Supreme Court sides with Google in API dispute →
Yesterday, the Supreme Court sided with Google in a long-standing battle with Oracle over the design of the Android APIs. Specifically the court ruled that Google did not violate US copyright law when it used the Java SE API to create Android.
Russell Brandom and Adi Robert, reporting for The Verge:
“Google’s copying of the API to reimplement a user interface, taking only what was needed to allow users to put their accrued talents to work in a new and transformative program, constituted a fair use of that material,” the Supreme Court ruled in a 6–2 opinion, with one justice (Amy Coney Barrett) not taking part in the ruling. It overturned an earlier federal decision, which found that Google’s use of the API had constituted infringement.

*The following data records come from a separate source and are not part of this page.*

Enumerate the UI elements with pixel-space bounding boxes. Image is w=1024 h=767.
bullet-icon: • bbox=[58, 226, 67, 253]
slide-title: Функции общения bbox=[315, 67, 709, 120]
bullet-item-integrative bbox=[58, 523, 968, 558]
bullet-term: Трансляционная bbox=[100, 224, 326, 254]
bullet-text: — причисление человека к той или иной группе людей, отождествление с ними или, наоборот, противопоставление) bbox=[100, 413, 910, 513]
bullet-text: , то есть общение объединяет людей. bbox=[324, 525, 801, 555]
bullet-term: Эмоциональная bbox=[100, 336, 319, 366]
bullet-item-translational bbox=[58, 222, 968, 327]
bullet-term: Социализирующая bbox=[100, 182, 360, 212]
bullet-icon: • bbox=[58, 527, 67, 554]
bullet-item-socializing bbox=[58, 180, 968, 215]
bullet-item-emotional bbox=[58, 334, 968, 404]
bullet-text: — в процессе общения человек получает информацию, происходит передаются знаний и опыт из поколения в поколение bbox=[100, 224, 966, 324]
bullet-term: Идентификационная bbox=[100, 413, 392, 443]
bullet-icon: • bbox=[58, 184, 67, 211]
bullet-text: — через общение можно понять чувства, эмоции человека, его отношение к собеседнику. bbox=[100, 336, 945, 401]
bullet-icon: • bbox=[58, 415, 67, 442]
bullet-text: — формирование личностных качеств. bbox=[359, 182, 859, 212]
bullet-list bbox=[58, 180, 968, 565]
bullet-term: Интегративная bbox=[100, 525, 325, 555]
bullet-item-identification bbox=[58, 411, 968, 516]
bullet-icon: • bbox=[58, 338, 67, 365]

The court’s opinion concludes that APIs — which let programmers access other code — are significantly different from other kinds of computer programs. “As part of an interface, the copied lines are inherently bound together with uncopyrightable ideas … and the creation of new creative expression,” Justice Stephen Breyer writes in his opinion. Unlike many other computer programs, Breyer wrote, much of the copied lines’ value came from developers being invested in the ecosystem, rather than the actual operations of the program. Google used the API to let Java programmers build Android apps, which the court declared is a fundamentally transformative use
This is a great thing for the software industry. Copyrightable API signatures would be a giant unenforceable mess.